In the paper, families randomly receive an offer for a housing voucher to move to a low-poverty neighborhood. Because the offer is randomly assigned, the authors can estimate the impact of the offer on downstream outcomes like income, education, and marriage. This is fine. This is good. For the moment, don’t worry about the difference between an offer and actually moving.
The authors then compare the treatment effects between two age cohorts — children less than 13 and children between 13 and 18 — and conclude that children would benefit more by moving at a younger age.

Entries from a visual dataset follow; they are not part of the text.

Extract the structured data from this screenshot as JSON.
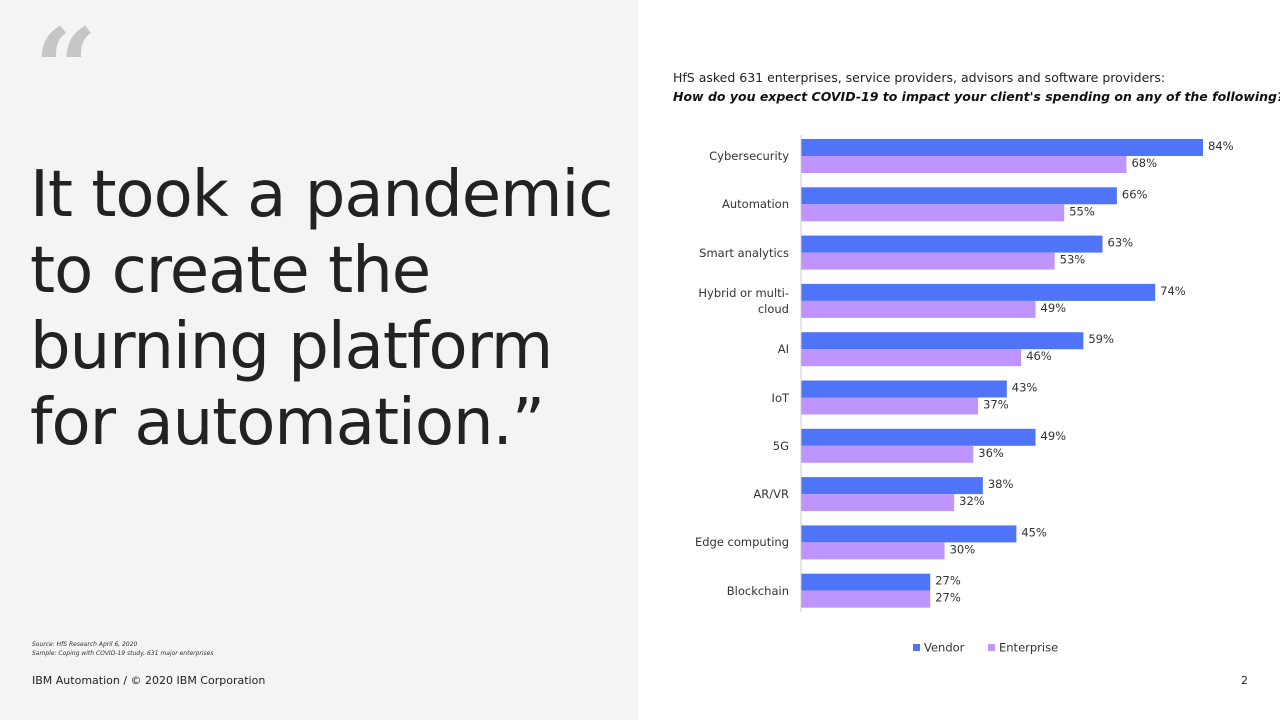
{
  "slide": {
    "quote_mark": "“",
    "headline": [
      "It took a pandemic",
      "to create the",
      "burning platform",
      "for automation.”"
    ],
    "source": "Source: HfS Research April 6, 2020",
    "sample": "Sample: Coping with COVID-19 study, 631 major enterprises",
    "footer": "IBM Automation / © 2020 IBM Corporation",
    "page_number": "2"
  },
  "chart_data": {
    "type": "bar",
    "orientation": "horizontal",
    "subtitle": "HfS asked 631 enterprises, service providers, advisors and software providers:",
    "title": "How do you expect COVID-19 to impact your client's spending on any of the following?",
    "categories": [
      "Cybersecurity",
      "Automation",
      "Smart analytics",
      "Hybrid or multi-cloud",
      "AI",
      "IoT",
      "5G",
      "AR/VR",
      "Edge computing",
      "Blockchain"
    ],
    "series": [
      {
        "name": "Vendor",
        "color": "#4f74f7",
        "values": [
          84,
          66,
          63,
          74,
          59,
          43,
          49,
          38,
          45,
          27
        ],
        "value_labels": [
          "84%",
          "66%",
          "63%",
          "74%",
          "59%",
          "43%",
          "49%",
          "38%",
          "45%",
          "27%"
        ]
      },
      {
        "name": "Enterprise",
        "color": "#be95ff",
        "values": [
          68,
          55,
          53,
          49,
          46,
          37,
          36,
          32,
          30,
          27
        ],
        "value_labels": [
          "68%",
          "55%",
          "53%",
          "49%",
          "46%",
          "37%",
          "36%",
          "32%",
          "30%",
          "27%"
        ]
      }
    ],
    "legend": "bottom"
  }
}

Estimated Treatment Effects
But is that necessarily true? To understand whether the younger cohort benefits from a housing voucher at a younger age more than they would at an older age, we need to know how the younger group would respond to the offer if they were still in public housing at an older age and received the housing voucher offer at this older age. Re-reading that sentence again it’s clear that this latter treatment effect isn’t observed in the data.
To “get around” this missing data problem, the authors assume that the treatment effects observed for the older cohort is the same as the treatment effects of the younger cohort if they were to remain in public housing and then receiving the offer when they were older. Note, when we introduce mathematical notation later in the semester, this will be much easier to express. Bear with me! The question is — is this a good approximation?